3.5. Effects of the Curing of PfNC7401 on Other Phenotypes

The transcriptome data revealed that a few genes related to siderophore group NRPS (e.g., 2,3-dihydro-2,3-dihydroxybenzoate dehydrogenase BCN_RS11725 and isochorismatase BCN_RS11740) were declined (Table S5). The quantitative activity units of the siderophore were slightly reduced in the mutant compared with the wild type (8.67% vs. 11.17%) after growth for 12 h in an LB medium, but the difference was not significant (Figure 6e). The siderophore synthesis ability of the wild strain was originally very low (As/Ar ≈ 0.899).

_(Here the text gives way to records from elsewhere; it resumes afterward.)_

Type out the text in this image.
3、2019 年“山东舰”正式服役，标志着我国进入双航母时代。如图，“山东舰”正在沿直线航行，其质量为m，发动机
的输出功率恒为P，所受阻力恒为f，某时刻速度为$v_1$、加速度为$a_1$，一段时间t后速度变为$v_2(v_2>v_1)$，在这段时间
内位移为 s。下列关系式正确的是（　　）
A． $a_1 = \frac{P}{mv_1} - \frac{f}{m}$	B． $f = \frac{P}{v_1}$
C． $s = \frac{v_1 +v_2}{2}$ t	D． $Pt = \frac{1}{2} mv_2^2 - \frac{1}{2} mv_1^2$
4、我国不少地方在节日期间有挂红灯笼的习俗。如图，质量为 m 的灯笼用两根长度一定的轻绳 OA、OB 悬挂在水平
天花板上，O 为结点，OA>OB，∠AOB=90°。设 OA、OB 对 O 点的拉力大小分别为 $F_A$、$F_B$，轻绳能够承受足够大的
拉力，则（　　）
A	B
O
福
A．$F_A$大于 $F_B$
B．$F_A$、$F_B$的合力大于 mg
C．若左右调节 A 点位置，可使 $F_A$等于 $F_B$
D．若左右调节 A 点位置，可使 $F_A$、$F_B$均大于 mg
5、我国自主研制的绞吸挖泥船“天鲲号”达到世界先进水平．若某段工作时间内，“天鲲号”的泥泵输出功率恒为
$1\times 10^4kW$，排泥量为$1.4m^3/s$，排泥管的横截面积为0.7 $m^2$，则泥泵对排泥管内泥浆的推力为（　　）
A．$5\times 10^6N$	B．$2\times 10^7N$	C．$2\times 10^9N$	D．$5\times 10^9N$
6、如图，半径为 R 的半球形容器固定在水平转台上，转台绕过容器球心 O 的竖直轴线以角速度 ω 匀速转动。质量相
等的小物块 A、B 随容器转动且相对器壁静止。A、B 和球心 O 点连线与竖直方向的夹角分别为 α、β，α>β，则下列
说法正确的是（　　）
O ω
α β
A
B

Although the transcriptome data also revealed that several genes related to two-component signal transduction systems (e.g., CheY-homologous receiver protein BCN_RS02260 and chemotaxis family protein BCN_RS07510) and arginine metabolism proteins related to sporulation (e.g., BCN_RS19510 (stage V sporulation protein AD) and BCN_RS19520 (stage V sporulation protein AB)) were affected (Table S5), neither the mobility (Figure 6f) nor biofilm production (Figure 6g) nor sporulation ratio (data not shown) of NC7401 and NC7401-∆Pf showed significant differences. The inconsistence between the transcriptome data and these phenotype experiments was probably due to (1) the fact that we only analyzed the transcriptome data for one time point (12 h) whereas we recorded the biofilm/mobility and sporulation data at different time points (48 h for the former two and 120 h for the latter); and (2) the methods used in the phenotypic experiments were limited. Reference [43] is cited in the Supplementary Materials.

4. Conclusions

The elimination of PfNC7401 caused a transcriptional difference between the mutant and the wild strains within the genes mainly involved in different function classifications, including the two-component signal transduction system, bacterial structure, transporters, related antibiotic response, purine biosynthesis, related NRPS and secondary metabolites, and aromatic or other amino acid synthesis (Figure 3). The phenotypic experiment analyses revealed that PfNC7401 could affect phage immunity and the metabolism of several amino acids, including L-Alanine, which is probably related to one precursor (D-Alanine) of cereulide synthesis to a degree. PfNC7401 was also found to display a slight influence on antibiotic resistance and siderophore synthesis, but the differences were not statistically significant. However, several other phenotypes (growth, mobility, biofilm formation, and sporulation rate) were not affected, inconsistent with the transcriptome analysis. The discrepancies of the transcriptomic data with these phenotypic analyses could result from the different time points for data mining (e.g., 12 h for transcriptomic vs. 48 h for biofilm and mobility and 120 h for sporulation). Furthermore, neither the transcription levels of the cereulide production-related genes (e.g., ilvB, cesA, cesB, and cesH) nor the cereulide production nor cell cytotoxicity were affected by the elimination of PfNC7401, corresponding with the transcriptome data in which only four genes unrelated to cereulide synthesis on the plasmid-carrying ces gene cluster were affected by the curing of PfNC7401.